A wander around the town this afternoon showed it to have few points of interest and ‘interest’ was a loose description of those places that featured on the Tourist Information map and the audio tour. The audio tour would have been better if: a) it had been possible to play it on double speed; and b) there had been a way to access the recordings other than via QR code, in that we only found two of the codes and thus couldn’t learn about the other two POIs we visited. Maybe the remaining short section of town wall would have been more interesting than just being a nondescript wall of unknown age, if we could have learnt something about its history … or maybe not!

Tomorrow we shall venture a little further afield, on foot, on the locally advertised Petite Randonnée route.

Excellent apple cake
A day of sea fog kept temperatures down and hid the castle
One of the colourful sunsets snapped on the way back from the campsite dishwash. 

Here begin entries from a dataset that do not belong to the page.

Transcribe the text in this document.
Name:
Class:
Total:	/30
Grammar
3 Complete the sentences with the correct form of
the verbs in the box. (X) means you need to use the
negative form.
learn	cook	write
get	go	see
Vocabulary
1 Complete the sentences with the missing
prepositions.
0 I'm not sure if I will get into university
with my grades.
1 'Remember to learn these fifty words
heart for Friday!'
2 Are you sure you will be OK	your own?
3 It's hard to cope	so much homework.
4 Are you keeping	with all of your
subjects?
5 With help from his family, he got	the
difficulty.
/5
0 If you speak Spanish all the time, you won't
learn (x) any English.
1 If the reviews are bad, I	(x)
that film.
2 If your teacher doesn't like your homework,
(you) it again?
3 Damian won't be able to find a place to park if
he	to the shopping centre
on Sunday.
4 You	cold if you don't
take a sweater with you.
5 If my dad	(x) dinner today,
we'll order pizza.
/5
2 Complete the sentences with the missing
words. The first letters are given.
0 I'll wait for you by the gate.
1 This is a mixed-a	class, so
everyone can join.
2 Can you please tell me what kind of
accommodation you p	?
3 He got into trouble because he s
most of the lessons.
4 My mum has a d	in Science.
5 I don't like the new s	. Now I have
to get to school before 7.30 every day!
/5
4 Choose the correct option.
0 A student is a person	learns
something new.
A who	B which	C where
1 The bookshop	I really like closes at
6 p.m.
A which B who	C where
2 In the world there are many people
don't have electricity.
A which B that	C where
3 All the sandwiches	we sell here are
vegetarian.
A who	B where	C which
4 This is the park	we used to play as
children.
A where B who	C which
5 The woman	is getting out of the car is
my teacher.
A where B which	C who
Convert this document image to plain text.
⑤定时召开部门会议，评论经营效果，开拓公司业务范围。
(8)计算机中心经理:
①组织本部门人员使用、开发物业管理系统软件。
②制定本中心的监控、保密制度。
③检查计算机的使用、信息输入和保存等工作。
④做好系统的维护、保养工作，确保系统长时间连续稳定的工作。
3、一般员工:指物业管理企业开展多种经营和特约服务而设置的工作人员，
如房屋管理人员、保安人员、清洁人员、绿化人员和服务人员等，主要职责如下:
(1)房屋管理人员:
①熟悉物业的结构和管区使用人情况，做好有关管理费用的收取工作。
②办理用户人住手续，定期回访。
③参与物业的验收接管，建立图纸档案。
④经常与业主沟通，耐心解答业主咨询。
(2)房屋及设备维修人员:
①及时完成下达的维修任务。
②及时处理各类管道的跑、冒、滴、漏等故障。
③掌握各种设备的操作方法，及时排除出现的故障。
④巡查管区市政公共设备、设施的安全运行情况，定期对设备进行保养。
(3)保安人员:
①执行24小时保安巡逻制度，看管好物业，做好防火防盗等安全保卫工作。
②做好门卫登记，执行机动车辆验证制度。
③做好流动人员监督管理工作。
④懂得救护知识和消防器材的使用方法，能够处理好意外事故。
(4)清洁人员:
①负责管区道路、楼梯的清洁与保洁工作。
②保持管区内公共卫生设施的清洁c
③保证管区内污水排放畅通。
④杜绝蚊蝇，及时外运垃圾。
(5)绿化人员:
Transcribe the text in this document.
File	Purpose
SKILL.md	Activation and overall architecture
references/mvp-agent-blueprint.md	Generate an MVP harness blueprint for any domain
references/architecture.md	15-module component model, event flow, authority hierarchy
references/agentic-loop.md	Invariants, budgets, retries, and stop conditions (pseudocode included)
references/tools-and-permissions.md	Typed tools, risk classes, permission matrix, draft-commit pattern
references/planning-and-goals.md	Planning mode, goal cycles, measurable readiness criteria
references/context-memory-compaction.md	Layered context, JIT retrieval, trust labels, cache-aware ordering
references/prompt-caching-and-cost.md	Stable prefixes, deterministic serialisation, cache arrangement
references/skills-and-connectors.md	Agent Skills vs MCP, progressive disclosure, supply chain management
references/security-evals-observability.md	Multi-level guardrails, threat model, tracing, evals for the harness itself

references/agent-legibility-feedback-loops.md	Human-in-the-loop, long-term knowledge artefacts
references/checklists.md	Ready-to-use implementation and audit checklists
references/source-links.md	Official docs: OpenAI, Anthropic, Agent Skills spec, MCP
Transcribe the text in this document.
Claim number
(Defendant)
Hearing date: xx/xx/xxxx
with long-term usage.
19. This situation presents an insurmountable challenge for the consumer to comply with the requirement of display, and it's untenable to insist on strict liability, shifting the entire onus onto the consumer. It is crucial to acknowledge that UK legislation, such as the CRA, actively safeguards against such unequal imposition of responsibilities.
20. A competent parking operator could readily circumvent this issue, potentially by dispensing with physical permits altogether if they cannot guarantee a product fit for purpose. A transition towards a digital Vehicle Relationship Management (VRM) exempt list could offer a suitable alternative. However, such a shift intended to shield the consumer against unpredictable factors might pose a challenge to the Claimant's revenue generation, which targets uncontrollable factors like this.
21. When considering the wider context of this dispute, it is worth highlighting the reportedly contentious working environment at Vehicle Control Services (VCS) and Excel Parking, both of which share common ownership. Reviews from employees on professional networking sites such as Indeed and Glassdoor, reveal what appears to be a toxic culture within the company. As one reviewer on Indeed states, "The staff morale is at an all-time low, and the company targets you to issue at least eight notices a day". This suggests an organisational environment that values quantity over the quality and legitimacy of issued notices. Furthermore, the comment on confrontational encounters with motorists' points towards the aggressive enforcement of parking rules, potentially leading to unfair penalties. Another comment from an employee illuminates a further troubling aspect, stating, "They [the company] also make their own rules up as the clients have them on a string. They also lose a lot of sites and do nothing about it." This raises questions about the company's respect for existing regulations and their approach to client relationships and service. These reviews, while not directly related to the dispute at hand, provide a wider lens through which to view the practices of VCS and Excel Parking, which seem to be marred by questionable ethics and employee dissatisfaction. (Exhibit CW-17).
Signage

(*The accidental race was really quite annoying, all related to a man who wouldn’t be overtaken. He’d been moving so slowly as he passed the campsite, that as I walked along the road by way of a warm up, he wasn’t opening the gap between us. When I burst into a jog, I soon caught him up, but as I came into his sight, now on the opposite side of the road, he sped up. The two of us running at the same pace, on opposite sides of a pavementless road, was a problem for traffic, so I thought, given how slowly he’d been going, that I’d just put a bit of a spurt on and get past. So he sped up again. And repeat. Everytime I upped the pace, he upped his too. I couldn’t be doing with such ridiculousness on what was supposed to be an easy outing, so once it became clear that he wasn’t going to let me pass, I stopped dead, resisted calling him any offensive names, and then resumed once he was a good way past. He duly slowed down again.)